La résolution prise en 2017 d’associer le paiement des 50$ de certification à la réception de publicité gouvernementale de l’agence de publicité CPS Médias venait confirmer la peur de certains administrateurs du journal.  Malgré tout ils ont continué à appuyer ma décision de ne pas les payer pour une question de principe d’une part et le fait de manque de fonds pour d’autres dépenses essentielles au fonctionnement du journal d’autre part. De plus, en tant que journalistes, nous avons le devoir de dénoncer des pratiques de gestions douteuses et non de les encourager. Nous avons le devoir de défendre nos droits et non de nous taire sur des pratiques qui favorisent les privilèges comme au temps médiéval.

Nous refusons d’encourager tout se qui ressemble de prêt ou de loin à des pratiques anti-démocratiques

Un journal est là pour dénoncer la corruption et les pratiques d’extorsion envers les plus vulnérables de la société et non pour les encourager quels que soient les avantages que cela pourrait nous rapporter.  Chacun, là où il est, doit faire ce qu’il peut pour améliorer les pratiques qui minent les valeurs démocratiques que nous défendons.
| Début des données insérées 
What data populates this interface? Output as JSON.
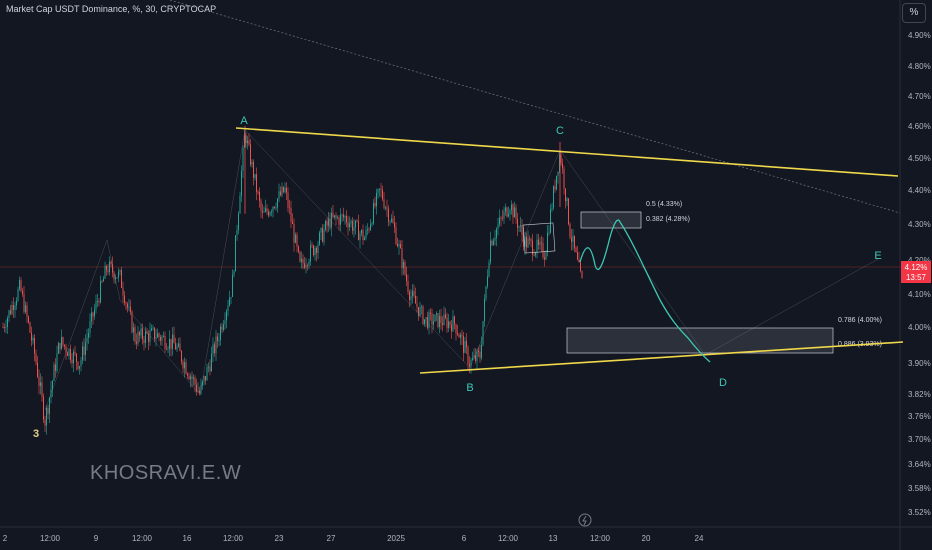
{
  "header": {
    "title": "Market Cap USDT Dominance, %, 30, CRYPTOCAP",
    "percent_button": "%"
  },
  "watermark": "KHOSRAVI.E.W",
  "price_tag": {
    "value": "4.12%",
    "timer": "13:57",
    "color": "#f23645"
  },
  "chart_data": {
    "type": "candlestick",
    "title": "Market Cap USDT Dominance, %, 30, CRYPTOCAP",
    "ylim": [
      3.47,
      4.98
    ],
    "y_ticks": [
      "4.90%",
      "4.80%",
      "4.70%",
      "4.60%",
      "4.50%",
      "4.40%",
      "4.30%",
      "4.20%",
      "4.10%",
      "4.00%",
      "3.90%",
      "3.82%",
      "3.76%",
      "3.70%",
      "3.64%",
      "3.58%",
      "3.52%"
    ],
    "x_ticks": [
      "2",
      "12:00",
      "9",
      "12:00",
      "16",
      "12:00",
      "23",
      "27",
      "2025",
      "6",
      "12:00",
      "13",
      "12:00",
      "20",
      "24"
    ],
    "current_price": 4.12,
    "wave_labels": [
      "3",
      "A",
      "B",
      "C",
      "D",
      "E"
    ],
    "fib_levels": [
      {
        "label": "0.5 (4.33%)",
        "value": 4.33
      },
      {
        "label": "0.382 (4.28%)",
        "value": 4.28
      },
      {
        "label": "0.786 (4.00%)",
        "value": 4.0
      },
      {
        "label": "0.886 (3.93%)",
        "value": 3.93
      }
    ],
    "colors": {
      "up": "#26a69a",
      "down": "#ef5350",
      "trendline": "#f0d84a",
      "projection": "#3dc8b4",
      "wave_label": "#3dc8b4",
      "wave3_label": "#e8d08a"
    }
  }
}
Le journal communautaire Le Monde va peut-être fermer mais, nous avons au moins gueulé, nous avons lutté, nous les avons gênés pour qu’ils digèrent moins bien les bons plats qu’ils dégustent dans leurs congrès à 35000$ avec l’argent des contribuables alors que 35000$ auraient pu nous permettre une année de publication, 12 fois par année en plus de crier des emplois dans le Centre-Nord de Montréal. Nous refusons d’accepter de la part de collègues journalistes les pratiques qui à plus grande échelle, ont envoyé l’ex-maire de Laval Gilles Vaillancourt, en prison.

C’est malsain d’associer 50$ de certification à l’obtention de publicités gouvernementales. C’est du chantage.  Il a fallu attendre des mois de mensonges par rapport aux diminutions des publicités gouvernementales de la part du gouvernement du Québec avant d’en arriver là.  Il a fallu tout un discours à propos des 4% de dépenses exigées par la loi aux institutions et organismes gouvernementaux, alors qu’on aurait pu avoir des solutions de rechange communes pour s’en sortir; ce qui est plus honteux et lâche.